Le daim

Le daim

Après le pneu, le blouson tueur. C’est tout Quentin Dupieux ça. Se cantonner à ce qu’il sait faire de mieux, non pas pour rester dans sa zone de confort mais pour structurer, peaufiner toujours un peu plus son art.

Il donne à voir, ici, le portrait d’un homme qui quitte sa femme, sa maison, sa peau pourrait-on dire, pour débuter une nouvelle vie. Une nouvelle vie, dans une nouvelle peau au sens premier du terme puisqu’il dépense une fortune pour acquérir un blouson en daim qu’il ne quittera plus, avec lequel il débutera bien vite une véritable relation d’amitié à toute épreuve.
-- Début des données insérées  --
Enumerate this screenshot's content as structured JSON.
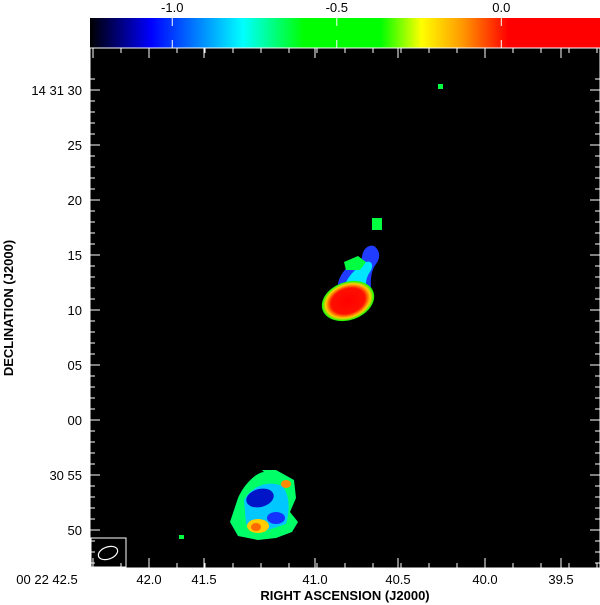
{
  "colorbar": {
    "tick_labels": [
      "-1.0",
      "-0.5",
      "0.0"
    ],
    "tick_values": [
      -1.0,
      -0.5,
      0.0
    ],
    "range": [
      -1.25,
      0.3
    ],
    "colors": [
      "#000000",
      "#0000ff",
      "#00ffff",
      "#00ff00",
      "#ffff00",
      "#ff9900",
      "#ff0000"
    ]
  },
  "axes": {
    "x_title": "RIGHT ASCENSION (J2000)",
    "y_title": "DECLINATION (J2000)",
    "x_ticks": [
      "00 22 42.5",
      "42.0",
      "41.5",
      "41.0",
      "40.5",
      "40.0",
      "39.5"
    ],
    "y_ticks": [
      "14 31 30",
      "25",
      "20",
      "15",
      "10",
      "05",
      "00",
      "30 55",
      "50"
    ]
  },
  "colors": {
    "background": "#000000",
    "frame": "#ffffff",
    "beam": "#ffffff"
  }
}
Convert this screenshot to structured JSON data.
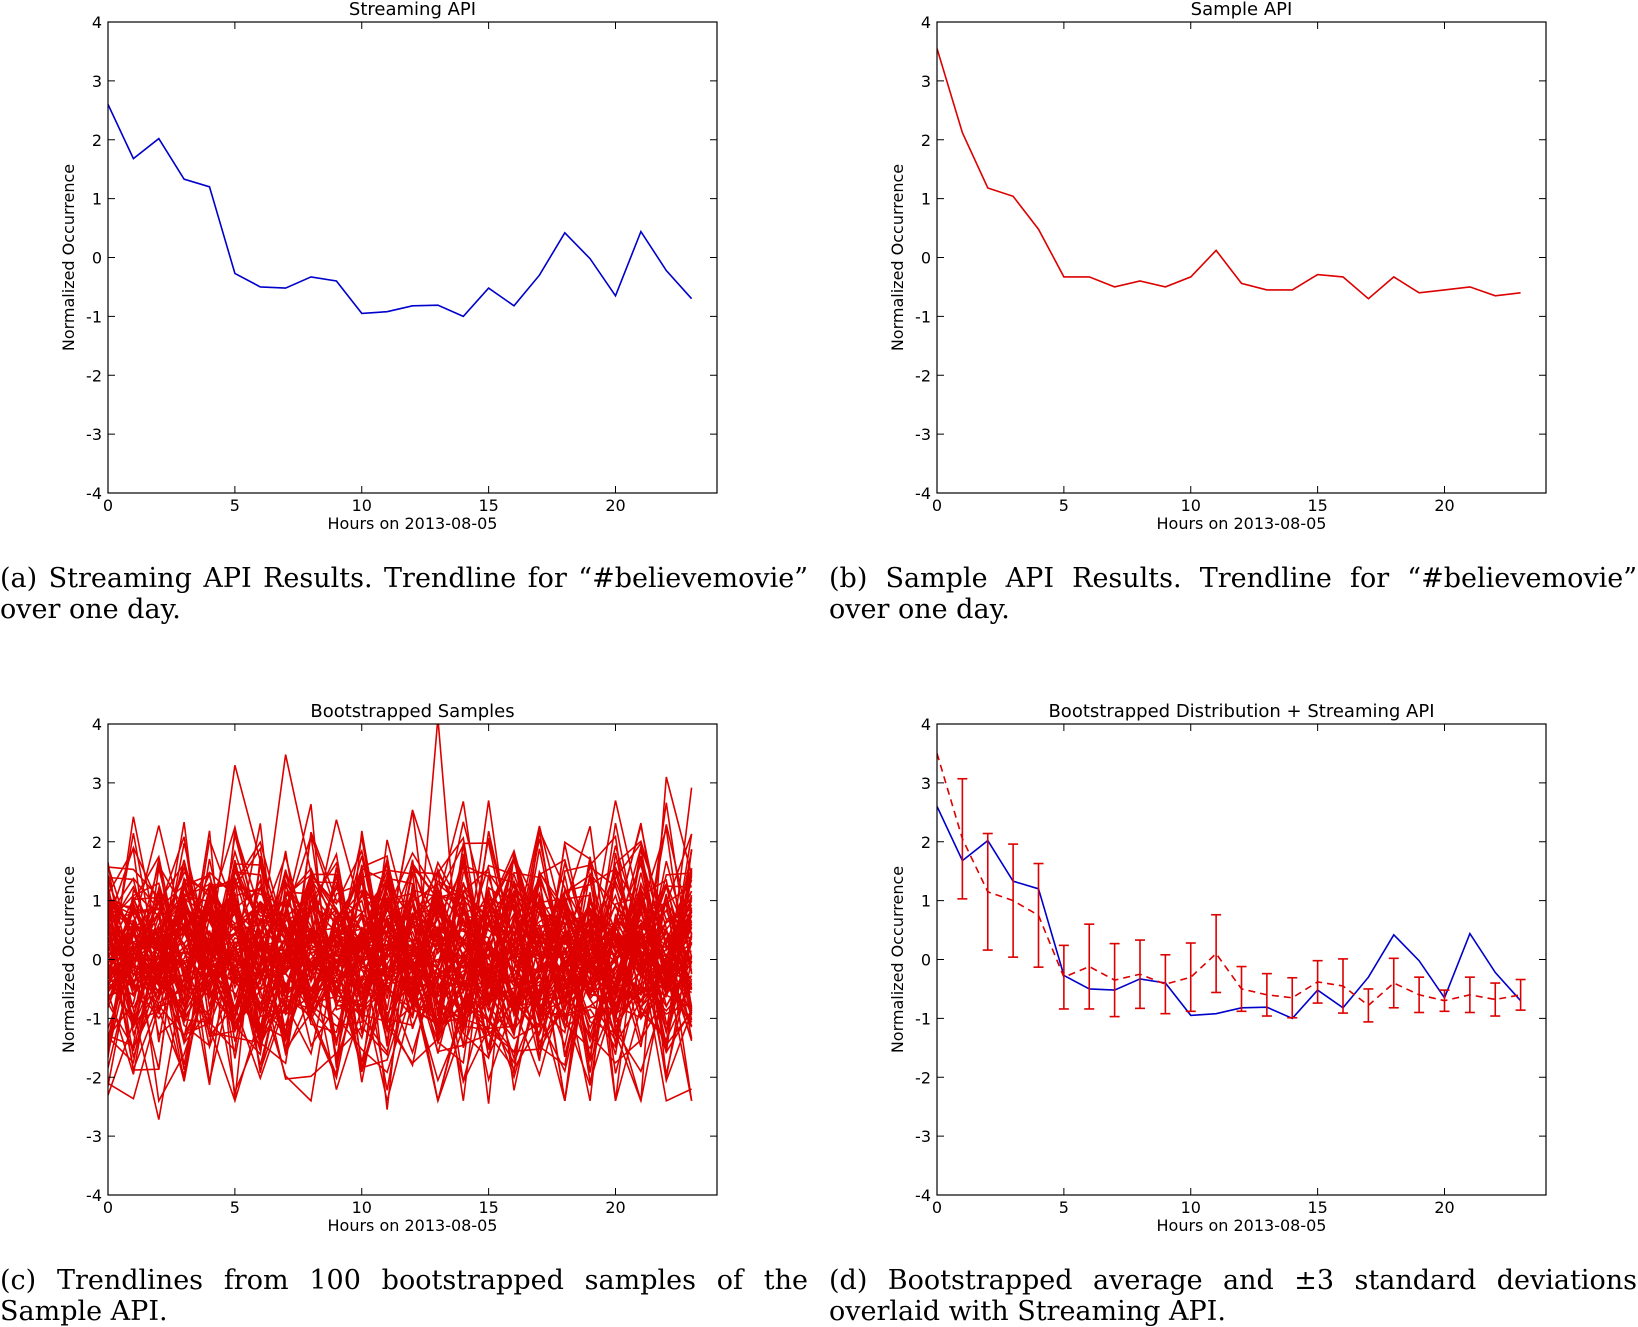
{
  "xlabel_common": "Hours on 2013-08-05",
  "ylabel_common": "Normalized Occurrence",
  "colors": {
    "streaming": "#0000cc",
    "sample": "#dd0000"
  },
  "captions": {
    "a": "(a) Streaming API Results. Trendline for “#believemovie” over one day.",
    "b": "(b) Sample API Results. Trendline for “#believemovie” over one day.",
    "c": "(c) Trendlines from 100 bootstrapped samples of the Sample API.",
    "d": "(d) Bootstrapped average and ±3 standard deviations overlaid with Streaming API."
  },
  "chart_data": [
    {
      "id": "a",
      "type": "line",
      "title": "Streaming API",
      "xlabel": "Hours on 2013-08-05",
      "ylabel": "Normalized Occurrence",
      "xlim": [
        0,
        24
      ],
      "ylim": [
        -4,
        4
      ],
      "xticks": [
        0,
        5,
        10,
        15,
        20
      ],
      "yticks": [
        -4,
        -3,
        -2,
        -1,
        0,
        1,
        2,
        3,
        4
      ],
      "grid": false,
      "series": [
        {
          "color": "#0000cc",
          "style": "solid",
          "x": [
            0,
            1,
            2,
            3,
            4,
            5,
            6,
            7,
            8,
            9,
            10,
            11,
            12,
            13,
            14,
            15,
            16,
            17,
            18,
            19,
            20,
            21,
            22,
            23
          ],
          "y": [
            2.6,
            1.68,
            2.02,
            1.33,
            1.2,
            -0.27,
            -0.5,
            -0.52,
            -0.33,
            -0.4,
            -0.95,
            -0.92,
            -0.82,
            -0.81,
            -1.0,
            -0.52,
            -0.82,
            -0.3,
            0.42,
            -0.02,
            -0.65,
            0.44,
            -0.22,
            -0.7
          ]
        }
      ]
    },
    {
      "id": "b",
      "type": "line",
      "title": "Sample API",
      "xlabel": "Hours on 2013-08-05",
      "ylabel": "Normalized Occurrence",
      "xlim": [
        0,
        24
      ],
      "ylim": [
        -4,
        4
      ],
      "xticks": [
        0,
        5,
        10,
        15,
        20
      ],
      "yticks": [
        -4,
        -3,
        -2,
        -1,
        0,
        1,
        2,
        3,
        4
      ],
      "grid": false,
      "series": [
        {
          "color": "#dd0000",
          "style": "solid",
          "x": [
            0,
            1,
            2,
            3,
            4,
            5,
            6,
            7,
            8,
            9,
            10,
            11,
            12,
            13,
            14,
            15,
            16,
            17,
            18,
            19,
            20,
            21,
            22,
            23
          ],
          "y": [
            3.55,
            2.12,
            1.18,
            1.04,
            0.48,
            -0.33,
            -0.33,
            -0.5,
            -0.4,
            -0.5,
            -0.33,
            0.12,
            -0.44,
            -0.55,
            -0.55,
            -0.29,
            -0.33,
            -0.7,
            -0.33,
            -0.6,
            -0.55,
            -0.5,
            -0.65,
            -0.6
          ]
        }
      ]
    },
    {
      "id": "c",
      "type": "line",
      "title": "Bootstrapped Samples",
      "xlabel": "Hours on 2013-08-05",
      "ylabel": "Normalized Occurrence",
      "xlim": [
        0,
        24
      ],
      "ylim": [
        -4,
        4
      ],
      "xticks": [
        0,
        5,
        10,
        15,
        20
      ],
      "yticks": [
        -4,
        -3,
        -2,
        -1,
        0,
        1,
        2,
        3,
        4
      ],
      "grid": false,
      "sample_count": 100,
      "approx_range": [
        -2.7,
        4.1
      ],
      "peaks": [
        {
          "x": 13,
          "y": 4.1
        },
        {
          "x": 7,
          "y": 3.48
        },
        {
          "x": 5,
          "y": 3.3
        },
        {
          "x": 22,
          "y": 3.1
        },
        {
          "x": 23,
          "y": 2.92
        },
        {
          "x": 2,
          "y": -2.72
        },
        {
          "x": 11,
          "y": -2.55
        },
        {
          "x": 15,
          "y": -2.45
        },
        {
          "x": 23,
          "y": -2.2
        }
      ],
      "color": "#dd0000"
    },
    {
      "id": "d",
      "type": "line",
      "title": "Bootstrapped Distribution + Streaming API",
      "xlabel": "Hours on 2013-08-05",
      "ylabel": "Normalized Occurrence",
      "xlim": [
        0,
        24
      ],
      "ylim": [
        -4,
        4
      ],
      "xticks": [
        0,
        5,
        10,
        15,
        20
      ],
      "yticks": [
        -4,
        -3,
        -2,
        -1,
        0,
        1,
        2,
        3,
        4
      ],
      "grid": false,
      "series": [
        {
          "color": "#0000cc",
          "style": "solid",
          "x": [
            0,
            1,
            2,
            3,
            4,
            5,
            6,
            7,
            8,
            9,
            10,
            11,
            12,
            13,
            14,
            15,
            16,
            17,
            18,
            19,
            20,
            21,
            22,
            23
          ],
          "y": [
            2.6,
            1.68,
            2.02,
            1.33,
            1.2,
            -0.27,
            -0.5,
            -0.52,
            -0.33,
            -0.4,
            -0.95,
            -0.92,
            -0.82,
            -0.81,
            -1.0,
            -0.52,
            -0.82,
            -0.3,
            0.42,
            -0.02,
            -0.65,
            0.44,
            -0.22,
            -0.7
          ]
        },
        {
          "color": "#dd0000",
          "style": "dashed",
          "x": [
            0,
            1,
            2,
            3,
            4,
            5,
            6,
            7,
            8,
            9,
            10,
            11,
            12,
            13,
            14,
            15,
            16,
            17,
            18,
            19,
            20,
            21,
            22,
            23
          ],
          "y": [
            3.5,
            2.05,
            1.15,
            1.0,
            0.75,
            -0.3,
            -0.12,
            -0.35,
            -0.25,
            -0.42,
            -0.3,
            0.1,
            -0.5,
            -0.6,
            -0.65,
            -0.38,
            -0.45,
            -0.78,
            -0.4,
            -0.6,
            -0.7,
            -0.6,
            -0.68,
            -0.6
          ],
          "errors": [
            0.0,
            1.02,
            0.99,
            0.96,
            0.88,
            0.54,
            0.72,
            0.62,
            0.58,
            0.5,
            0.58,
            0.66,
            0.38,
            0.36,
            0.34,
            0.36,
            0.46,
            0.28,
            0.42,
            0.3,
            0.18,
            0.3,
            0.28,
            0.26
          ]
        }
      ]
    }
  ]
}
Comme le pitch du film le dit de façon si explicite, Georges et son blouson 100% daim ont un plan.

C’est là tout le brio de Quentin Dupieux qui m’avait déjà régalée avec son précédent opus Au poste. Il parvient à mêler l’absurde le plus primaire à un niveau de second (que dis-je millième) degrés le plus extrême pour dire quelqu’un chose de l’humain le plus concrètement et explicitement du monde.

Ici, et je sais que l’affiche dit qu’il s’agit du film qui a fait « hurler de rire la croisette » (le film a fait l’ouverture de la Quinzaine des Réalisateurs à Cannes en mai dernier, ndlr), il faut tout de même bien savoir que le film relate la perte de repères d’un homme qui a tout laissé derrière lui et qui est en train de perdre la raison. Il y a plus joyeux comme sujet.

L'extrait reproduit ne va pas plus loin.